Thanks to Andrik Cardenas of the Center for Nonprofit and Public Leadership for the great photos!
A large and enthusiastic group took to the zoo for Wednesday’s Staff Volunteer Day, ready to do whatever was needed. As we peeled off into our work groups, zoo staff members were coy about who would be doing what—no cherry picking! I raised my hand for a task described as “manual labor,” which actually turned out to be relatively light work pulling weeds around an animal enclosure and an edible garden. I got to chat with some very fun co-workers from Development and Alumni Relations and the Faculty Assistants unit. As it turned out, our group had the lucky reward of feeding Romaine lettuce leaves to three giraffes.
Others performed true manual labor: moving massive piles of mulch in the sun. Some scooped camel poop, worked at the Savanna Aviary and Macaw Exhibit, helped with a horticulture project in the Children’s zoo, and created “enrichment” toys from recycled paper items for the animals.
Before we started, we were treated to a yummy zero-waste lunch. Organizers Tom Tripp, Danner Doud-Martin, and Christine Blaine, along with Helen Lai of the Green Team, ensured all items were compostable or recyclable. Our swag was even green: reusable Haas water bottles (single-use water bottles may be “recyclable,” but that takes lots of energy. Plus, many of them don’t ever get recycled).

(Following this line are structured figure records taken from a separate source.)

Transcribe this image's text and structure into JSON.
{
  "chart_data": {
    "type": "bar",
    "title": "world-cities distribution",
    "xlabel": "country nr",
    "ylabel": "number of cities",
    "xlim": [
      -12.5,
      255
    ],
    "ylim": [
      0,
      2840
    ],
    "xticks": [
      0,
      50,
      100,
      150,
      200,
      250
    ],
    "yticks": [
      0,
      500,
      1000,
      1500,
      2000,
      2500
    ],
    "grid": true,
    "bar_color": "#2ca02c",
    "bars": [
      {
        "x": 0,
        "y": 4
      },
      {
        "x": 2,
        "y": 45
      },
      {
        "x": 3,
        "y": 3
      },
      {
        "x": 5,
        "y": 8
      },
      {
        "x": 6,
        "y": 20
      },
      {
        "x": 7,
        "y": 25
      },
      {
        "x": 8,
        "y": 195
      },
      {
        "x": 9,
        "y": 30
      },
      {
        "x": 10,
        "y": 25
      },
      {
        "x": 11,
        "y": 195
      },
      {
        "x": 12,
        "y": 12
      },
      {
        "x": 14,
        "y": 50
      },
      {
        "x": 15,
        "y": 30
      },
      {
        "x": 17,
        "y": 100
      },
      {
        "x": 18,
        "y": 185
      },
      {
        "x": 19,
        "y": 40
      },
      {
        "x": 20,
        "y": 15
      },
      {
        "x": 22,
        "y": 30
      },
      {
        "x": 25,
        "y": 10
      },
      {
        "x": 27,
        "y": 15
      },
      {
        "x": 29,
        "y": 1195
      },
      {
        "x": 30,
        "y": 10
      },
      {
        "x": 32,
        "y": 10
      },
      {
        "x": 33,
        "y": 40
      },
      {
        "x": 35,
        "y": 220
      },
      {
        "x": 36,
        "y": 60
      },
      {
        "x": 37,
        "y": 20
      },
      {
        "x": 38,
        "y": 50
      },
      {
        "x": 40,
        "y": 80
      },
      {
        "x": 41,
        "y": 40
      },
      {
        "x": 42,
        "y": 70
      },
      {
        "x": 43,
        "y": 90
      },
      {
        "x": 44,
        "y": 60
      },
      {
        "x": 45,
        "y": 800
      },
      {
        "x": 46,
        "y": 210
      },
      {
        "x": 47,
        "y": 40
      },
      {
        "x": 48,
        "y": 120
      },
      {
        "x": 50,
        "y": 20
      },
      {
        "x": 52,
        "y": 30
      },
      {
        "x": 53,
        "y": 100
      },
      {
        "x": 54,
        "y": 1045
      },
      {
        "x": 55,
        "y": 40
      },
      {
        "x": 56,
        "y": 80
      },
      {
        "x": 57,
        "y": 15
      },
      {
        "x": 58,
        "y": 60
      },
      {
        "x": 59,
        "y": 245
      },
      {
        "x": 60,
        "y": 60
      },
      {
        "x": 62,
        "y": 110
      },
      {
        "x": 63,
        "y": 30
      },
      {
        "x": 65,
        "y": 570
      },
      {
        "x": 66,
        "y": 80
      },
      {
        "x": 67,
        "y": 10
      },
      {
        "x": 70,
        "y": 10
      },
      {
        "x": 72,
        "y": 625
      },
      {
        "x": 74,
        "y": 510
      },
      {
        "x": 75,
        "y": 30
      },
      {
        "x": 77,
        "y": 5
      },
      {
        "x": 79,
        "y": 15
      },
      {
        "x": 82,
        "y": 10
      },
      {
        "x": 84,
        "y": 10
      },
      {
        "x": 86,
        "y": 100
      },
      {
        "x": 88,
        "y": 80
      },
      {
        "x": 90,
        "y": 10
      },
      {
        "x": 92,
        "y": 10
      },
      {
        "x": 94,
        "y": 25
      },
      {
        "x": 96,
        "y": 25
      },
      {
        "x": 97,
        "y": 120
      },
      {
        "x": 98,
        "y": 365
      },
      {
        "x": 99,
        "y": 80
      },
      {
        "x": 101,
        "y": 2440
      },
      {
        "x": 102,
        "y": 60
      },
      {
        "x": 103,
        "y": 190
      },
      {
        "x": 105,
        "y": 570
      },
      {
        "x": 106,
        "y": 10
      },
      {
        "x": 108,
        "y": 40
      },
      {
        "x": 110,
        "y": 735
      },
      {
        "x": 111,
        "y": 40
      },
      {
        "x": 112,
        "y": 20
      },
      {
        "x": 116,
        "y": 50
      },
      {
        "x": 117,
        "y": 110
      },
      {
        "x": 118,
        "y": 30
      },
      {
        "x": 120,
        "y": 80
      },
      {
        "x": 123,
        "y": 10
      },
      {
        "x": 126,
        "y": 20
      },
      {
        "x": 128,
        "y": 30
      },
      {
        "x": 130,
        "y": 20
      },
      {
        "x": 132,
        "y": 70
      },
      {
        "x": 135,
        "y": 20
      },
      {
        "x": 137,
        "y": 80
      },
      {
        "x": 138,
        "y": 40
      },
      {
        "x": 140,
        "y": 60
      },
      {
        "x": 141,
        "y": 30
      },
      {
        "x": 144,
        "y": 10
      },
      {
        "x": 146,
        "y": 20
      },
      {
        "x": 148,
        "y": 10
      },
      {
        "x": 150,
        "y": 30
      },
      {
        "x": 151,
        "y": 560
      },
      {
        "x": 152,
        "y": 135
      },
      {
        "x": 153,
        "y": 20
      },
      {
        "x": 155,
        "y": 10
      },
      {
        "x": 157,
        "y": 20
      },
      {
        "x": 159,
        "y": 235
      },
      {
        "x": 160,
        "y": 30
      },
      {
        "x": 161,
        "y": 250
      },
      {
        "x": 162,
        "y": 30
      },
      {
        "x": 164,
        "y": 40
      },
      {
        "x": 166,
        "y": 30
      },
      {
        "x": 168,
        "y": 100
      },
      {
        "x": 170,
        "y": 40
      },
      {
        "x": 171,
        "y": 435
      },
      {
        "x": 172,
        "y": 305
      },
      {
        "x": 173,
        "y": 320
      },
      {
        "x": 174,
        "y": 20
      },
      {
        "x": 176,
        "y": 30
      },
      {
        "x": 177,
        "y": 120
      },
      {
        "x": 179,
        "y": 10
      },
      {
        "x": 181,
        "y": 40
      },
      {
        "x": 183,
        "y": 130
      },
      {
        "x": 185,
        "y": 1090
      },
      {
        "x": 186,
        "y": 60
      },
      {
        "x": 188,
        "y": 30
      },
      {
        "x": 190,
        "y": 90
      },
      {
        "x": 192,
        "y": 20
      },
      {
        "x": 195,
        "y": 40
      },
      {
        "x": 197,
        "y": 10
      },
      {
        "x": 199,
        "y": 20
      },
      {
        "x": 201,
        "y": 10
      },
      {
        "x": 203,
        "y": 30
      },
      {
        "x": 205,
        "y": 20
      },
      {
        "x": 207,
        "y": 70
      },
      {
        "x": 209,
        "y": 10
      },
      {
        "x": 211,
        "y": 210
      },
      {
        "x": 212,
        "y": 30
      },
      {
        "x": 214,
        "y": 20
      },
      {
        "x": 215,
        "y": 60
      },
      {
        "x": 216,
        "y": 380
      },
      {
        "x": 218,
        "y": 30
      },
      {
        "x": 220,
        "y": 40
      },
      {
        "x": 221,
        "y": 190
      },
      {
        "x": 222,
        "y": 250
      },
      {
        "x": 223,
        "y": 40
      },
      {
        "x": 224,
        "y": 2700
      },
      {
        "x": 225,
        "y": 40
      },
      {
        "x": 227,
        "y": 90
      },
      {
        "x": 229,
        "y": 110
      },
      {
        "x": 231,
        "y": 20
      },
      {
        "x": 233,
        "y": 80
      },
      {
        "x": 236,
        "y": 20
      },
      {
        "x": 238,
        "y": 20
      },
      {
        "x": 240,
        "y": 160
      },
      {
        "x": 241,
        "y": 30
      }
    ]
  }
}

Zoo CFO Nik Dehejia—who happens to be a Haas MBA grad—told us about the California Trail zoo expansion project, which will feature locally extinct animals such as wolves, mountain lions, grizzly bears and bald eagles. The project also includes removal of invasive plant species in Knowland Park and restoration of native grasslands.
All told, almost 90 volunteers pitched in for the zoo. Equally important are those who would have liked to join in, but had to hold down the fort on campus.
“I was thinking about what it means to volunteer: it’s about giving something up to give it to someone else,” COO Jo Mackness told the group. “You’re doing this today, and you’ll have to make up your work, but you’re giving it to the community. And that’s important.”